The soilsphere is the outermost layer of the Earth that is composed of soil and subject to soil formation processes.

It exists at the interface of the lith(stone)osphere(the rigid outer part of the earth, consisting of the crust and upper mantle.), atmosphere(the envelope of gases surrounding the earth), hydrosphere(all the waters on the earth’s surface; including the clouds) and biosphere(the regions of the surface, atmosphere, and hydrosphere of the earth occupied by living organisms). The soilsphere is the skin of the Earth and only develops when there is a dynamic interaction between the atmosphere (air in and above the soil), biosphere (living organisms), lithosphere (unconsolidated regolith{a blanket of unconsolidated, loose, heterogeneous superficial deposits covering solid rock. It includes dust, broken rocks, and other related materials} and consolidated bedrock) and the hydrosphere (water in, on and below the soil). The soilsphere is the foundation of terrestrial life on Earth.

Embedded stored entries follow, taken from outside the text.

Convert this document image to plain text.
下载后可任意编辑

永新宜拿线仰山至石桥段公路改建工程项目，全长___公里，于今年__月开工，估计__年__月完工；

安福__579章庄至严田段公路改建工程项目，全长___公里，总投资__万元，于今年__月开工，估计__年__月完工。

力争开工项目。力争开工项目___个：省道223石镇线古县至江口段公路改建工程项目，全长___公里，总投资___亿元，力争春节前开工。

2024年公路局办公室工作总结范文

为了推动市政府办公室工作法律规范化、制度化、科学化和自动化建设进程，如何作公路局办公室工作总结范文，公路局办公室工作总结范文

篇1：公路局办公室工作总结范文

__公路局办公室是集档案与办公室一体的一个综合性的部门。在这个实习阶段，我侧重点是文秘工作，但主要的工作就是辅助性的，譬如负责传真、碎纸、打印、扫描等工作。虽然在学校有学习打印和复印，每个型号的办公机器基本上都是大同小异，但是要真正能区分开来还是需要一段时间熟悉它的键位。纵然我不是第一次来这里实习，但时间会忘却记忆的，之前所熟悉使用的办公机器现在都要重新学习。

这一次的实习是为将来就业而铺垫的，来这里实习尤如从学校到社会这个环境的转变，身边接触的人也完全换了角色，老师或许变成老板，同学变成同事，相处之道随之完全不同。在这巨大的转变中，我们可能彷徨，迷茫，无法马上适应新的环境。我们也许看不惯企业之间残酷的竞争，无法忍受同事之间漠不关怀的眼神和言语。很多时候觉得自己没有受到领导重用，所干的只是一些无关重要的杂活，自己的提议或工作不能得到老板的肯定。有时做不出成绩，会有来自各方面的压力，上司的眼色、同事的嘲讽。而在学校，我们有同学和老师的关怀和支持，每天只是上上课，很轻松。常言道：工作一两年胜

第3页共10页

The soilsphere acts as the mediator of chemical and biogeochemical(relating to or denoting the cycle in which chemical elements and simple substances are transferred between living systems and the environment) flux into and out of these respective systems and is made up of gaseous, mineralic, fluid and biologic components. The soilsphere lies within the Critical Zone, a broader interface that includes vegetation, soilsphere, groundwater aquifer systems, regolith and finally ends at some depth in the bedrock where the biosphere and hydrosphere cease to make significant changes to the chemistry at depth. As part of the larger global system, any particular environment in which soil forms is influenced solely by its geographic position on the globe as climatic, geologic, biologic and anthropogenic changes occur with changes in longitude and latitude.

The soilsphere lies below the vegetative cover of the biosphere and above the hydrosphere and lithosphere. The soil forming process (soilgenesis) can begin without the aid of biology but is significantly quickened in the presence of biologic reactions. Soil formation begins with the chemical and/or physical breakdown of minerals to form the initial material that overlies the bedrock substrate.

Biology quickens this by secreting acidic compounds that help break rock apart. Particular biologic pioneers are lichen, mosses and seed bearing plants, but many other inorganic reactions take place that diversify the chemical makeup of the early soil layer. Once weathering and decomposition products accumulate, a coherent soil body allows the migration of fluids both vertically and laterally through the soil profile, causing ion exchange between solid, fluid and gaseous phases. As time progresses, the bulk geochemistry of the soil layer will deviate away from the initial composition of the bedrock and will evolve to a chemistry that reflects the type of reactions that take place in the soil.